Just as Dar's *Green World* will surely occupy an important place in musical history, the term "green world" already occupies a position of importance in Shakespearean criticism. Many of you will already know the following, but I hope some of you find it to be of interest...

The term "green world" was coined by the literary critic Northrop Frye in his book *A Natural Perspective*. Frye identifies a common arc in Shakespeare's comedies and late romances: a movement from the closed world of law, reality, and convention to a "green world" of nature, imagination, magic, music, and art. Although every play concludes with a return back to the closed world, the characters usually return in some ways "translated" by their experiences in the green world, which helps to inform their (and our) experience of the mundane world.

The green world, of course, is not all sweetness and light. As dreams can also be nightmares, so does the dream-like green world contain an undertone of disorientation and fear. Usually, this takes the form of madness, or what Frye calls "confused identity." (Think, for example, of Illyria -- the green world of *Twelfth Night* -- with its motifs of illusion and delirium.)

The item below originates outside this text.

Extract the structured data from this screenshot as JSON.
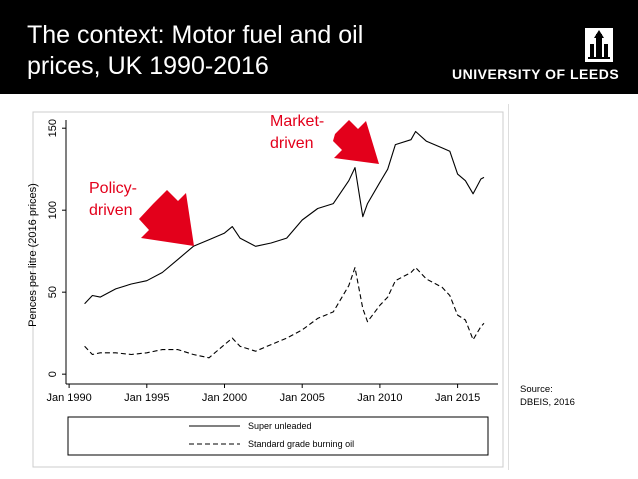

Yet above all, the green world is a place of healing. It is a world, Frye says, "where art and nature are one," and this dissolution of rigidly defined contrarities makes possible the "concord of the discord" one encounters in the final act of *A Midsummer Night's Dream* -- its "tedious
brief scenes" of "tragical mirth." (This play also exemplifies most clearly the movement from Athens' patriarchal walls to the moon-lit dream-world of the forest.)

One final note: though Frye was the first to use "green world" in its Shakespearean sense, the term is actually borrowed from Keats's poem "Endymion." It is an interesting appropriation; for the concept most similar to Frye's "green world" occurs also in Keats, and also as a commentary on Shakespeare. This is the notion of "negative capability," what Keats also calls "being in uncertainties." It is the ability possessed by an artist, reader, or other traveller to negate (hence "negative") the conventional world of fact and reason, in favor of an enraptured experience of the
unknown. Such an experience can be scary, and so it requires us to have confidence and find trust in ourselves; we must learn to be "content with half knowledge." Yet, for Keats, this negatively capable green-world is the ultimate source of imagination, wonder, and beauty.

I hope at least a couple of you have read down this far. I think it will be interesting to see how -- and if -- these ideas find fruition on Dar's new album.